BGI Launches International Bond Funds; RevenueShares Tries Navellier Strategy

Three new ETFs launched on Friday, two international bond ETFs from Barclays Global Investors (BGI) and an RevenueShares fund based on a strategy from mutual fund maven Louis Navellier.

RevenueShares Investor Services launched the RevenueShares Navellier Overall A-100 Fund (RWV) on the New York Stock Exchange ARCA. Less than a year old, RevenueShares is the most recent entrant in the ETF space for Fundamental Indexing. Proponents of the concept of fundamental indexing believe indexes based on fundamental metrics produce better returns than indexes based on market capitalization, such as the S&P 500. In a dig at WisdomTree, the fundamental house that builds indexes based on dividends, Sean O’Hara, president of RevenueShares, tells ETF Trends, while dividends can be adjusted, revenues are the one variable that can’t be fudged. Well, they can’t be fudged unless the company decides to do a little technique called stuffing the channel.

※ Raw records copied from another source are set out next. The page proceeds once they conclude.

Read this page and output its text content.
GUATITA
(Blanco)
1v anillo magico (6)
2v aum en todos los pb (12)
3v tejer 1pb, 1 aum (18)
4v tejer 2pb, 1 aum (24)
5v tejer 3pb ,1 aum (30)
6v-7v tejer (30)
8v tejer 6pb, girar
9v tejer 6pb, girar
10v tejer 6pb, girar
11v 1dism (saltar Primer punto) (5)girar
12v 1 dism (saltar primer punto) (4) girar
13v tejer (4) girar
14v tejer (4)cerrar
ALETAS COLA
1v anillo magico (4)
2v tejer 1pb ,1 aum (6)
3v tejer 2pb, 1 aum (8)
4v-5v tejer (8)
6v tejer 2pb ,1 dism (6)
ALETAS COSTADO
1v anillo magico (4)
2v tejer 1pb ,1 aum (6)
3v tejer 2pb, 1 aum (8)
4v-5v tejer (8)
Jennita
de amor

In channel stuffing a company books sales from the future in the current quarter. But, that’s highly frowned upon, so it doesn’t happen much, so I won’t dwell on it.

Anyway, they take that revenues-based index and mix it with a quantitative methodology from Navellier’s firm Navellier & Associates. The strategy seeks to beat the benchmark indexes with what they call alpha generating growth strategies. Alpha is that bit of return that a manager’s skill adds to the fund’s returns. ETF Trends says “The fund is constructed using an 8-factor model to give stocks a letter grade. From there, the top 100 A-rated stocks are included and ranked by revenue annually on Sept. 1, and rebalanced on the first day of each calendar quarter.”

Also on Friday, BGI launched two new ETFs on the Nasdaq Stock Market.

iShares S&P/Citigroup International Treasury Fund (IGOV)
iShares S&P/Citigroup 1-3 Year International Treasury Bond Fund (ISHG)

They both charge and expense ratio of 0.35%. These are the first two iShares ETFs to list on NASDAQ in 2009, compared to eight listings in 2008 and five in 2007. Nasdaq says it’s the most liquid U.S. market for ETFs, capturing 34.8% of all U.S. ETF volume in December.

ETFguide says with only four broadly diversified international bond ETFs (including these two) and one emerging markets bond ETF these are the least populated areas in the U.S. ETF market. With 8.22 years as the average weighted maturity for the bonds, IGOV is the long-term option. ETFguide breaks down IGOV three largest country allocations: Japan (24.95%), Germany (9.28%), and Italy (8.74%). The bonds in the short-term ISHG have an average weighted maturity of 1.87 years and with the largest country allocations in Japan (24.95%), Germany (10.95%), and Italy (7.99%).